Et quand quelqu’un ose rappeler qu’il existe un héritage, une limite, une continuité, une fidélité, aussitôt les gardiens du temple moral sortent le mot magique, l’anathème suprême, le sceau d’infamie : extrême droite. Comme si l’accusation suffisait à clore le débat. Comme si nommer remplaçait démontrer. Comme si salir dispensait de penser.
Il faut au contraire tenir ferme une ligne très simple, très saine, très humaine : défendre n’est pas haïr. Protéger n’est pas opprimer. Continuer n’est pas exclure. Vouloir durer n’est pas vouloir dominer. Et inversement, se prétendre progressiste ne blanchit pas la violence ; se prétendre antifasciste ne donne pas le droit de mentir sur ses adversaires ; se prétendre du camp du Bien n’autorise ni la calomnie, ni l’intimidation, ni les coups.
En somme, ce qu’il faut refuser, c’est la double brutalité de notre époque : la brutalité physique, bien sûr, mais aussi la brutalité lexicale.
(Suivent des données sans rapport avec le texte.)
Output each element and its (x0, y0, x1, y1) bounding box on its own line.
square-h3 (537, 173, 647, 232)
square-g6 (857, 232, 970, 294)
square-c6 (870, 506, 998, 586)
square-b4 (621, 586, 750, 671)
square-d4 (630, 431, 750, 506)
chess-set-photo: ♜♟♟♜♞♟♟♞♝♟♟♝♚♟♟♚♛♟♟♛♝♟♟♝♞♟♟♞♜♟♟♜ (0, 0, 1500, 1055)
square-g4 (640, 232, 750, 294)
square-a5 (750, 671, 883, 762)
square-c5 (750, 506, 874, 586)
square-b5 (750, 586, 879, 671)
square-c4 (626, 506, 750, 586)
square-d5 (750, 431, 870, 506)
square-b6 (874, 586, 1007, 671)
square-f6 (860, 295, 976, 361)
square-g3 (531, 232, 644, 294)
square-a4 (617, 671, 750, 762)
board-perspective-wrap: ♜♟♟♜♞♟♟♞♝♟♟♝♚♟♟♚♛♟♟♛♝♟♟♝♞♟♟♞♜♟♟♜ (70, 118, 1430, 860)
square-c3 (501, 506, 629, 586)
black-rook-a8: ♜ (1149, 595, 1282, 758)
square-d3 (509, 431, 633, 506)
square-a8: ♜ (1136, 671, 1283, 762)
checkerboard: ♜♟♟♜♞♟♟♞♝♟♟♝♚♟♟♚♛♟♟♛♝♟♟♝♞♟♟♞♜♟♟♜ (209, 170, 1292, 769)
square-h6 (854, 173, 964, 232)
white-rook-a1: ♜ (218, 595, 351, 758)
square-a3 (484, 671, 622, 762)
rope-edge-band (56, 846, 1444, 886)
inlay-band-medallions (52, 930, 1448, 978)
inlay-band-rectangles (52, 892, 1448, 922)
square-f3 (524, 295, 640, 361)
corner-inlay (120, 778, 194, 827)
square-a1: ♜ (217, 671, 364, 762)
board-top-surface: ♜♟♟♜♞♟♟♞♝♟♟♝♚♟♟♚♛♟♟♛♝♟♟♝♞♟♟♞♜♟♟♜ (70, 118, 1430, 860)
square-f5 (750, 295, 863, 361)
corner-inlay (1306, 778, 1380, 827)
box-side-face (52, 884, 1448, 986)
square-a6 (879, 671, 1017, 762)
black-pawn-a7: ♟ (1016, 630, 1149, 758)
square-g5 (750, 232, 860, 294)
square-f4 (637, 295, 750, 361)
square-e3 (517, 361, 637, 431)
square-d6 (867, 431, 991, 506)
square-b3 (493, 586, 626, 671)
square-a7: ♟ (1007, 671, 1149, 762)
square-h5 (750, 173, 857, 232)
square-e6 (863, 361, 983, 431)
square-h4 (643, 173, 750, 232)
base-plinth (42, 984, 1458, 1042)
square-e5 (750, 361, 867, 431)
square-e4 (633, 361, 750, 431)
Parce que les mots aussi frappent. Les mots aussi préparent. Les mots aussi fabriquent un climat.
Et lorsqu’un mot comme “extrême droite” cesse d’être une catégorie rigoureuse pour devenir une insulte automatique, il ne sert plus à comprendre le réel. Il sert à le tordre. Il sert à fabriquer des monstres commodes. Il sert à justifier après coup ce qu’on n’oserait peut-être pas encore assumer avant.
Voilà pourquoi il faut revenir à une exigence élémentaire, presque morale, presque hygiénique : rendre aux mots leur poids exact. Ne pas exagérer. Ne pas minimiser. Ne pas tricher. Et rappeler, encore et encore, parce qu’il faut aujourd’hui rappeler les choses les plus simples comme si elles étaient révolutionnaires, que l’amour de son pays n’est pas une honte, que la défense de sa civilisation n’est pas un crime, que le respect de la loi n’est pas du fascisme, et que la volonté de survivre n’est pas une pathologie politique.
Car au fond, tout est là. Un peuple qui ne veut plus survivre finit toujours par appeler tolérance ce qui le dissout, ouverture ce qui le remplace, humanisme ce qui l’efface. Et il finit aussi, plus gravement encore, par traiter d’extrémistes ceux qui lui rappellent simplement qu’un monde sans murs, sans mémoire, sans transmission, sans fidélité et sans frontières n’est pas un monde plus humain : c’est un monde plus faible, plus flou, plus manipulable, plus liquide, c’est-à-dire un monde où plus rien ne tient, où plus rien ne protège, où plus rien ne dure.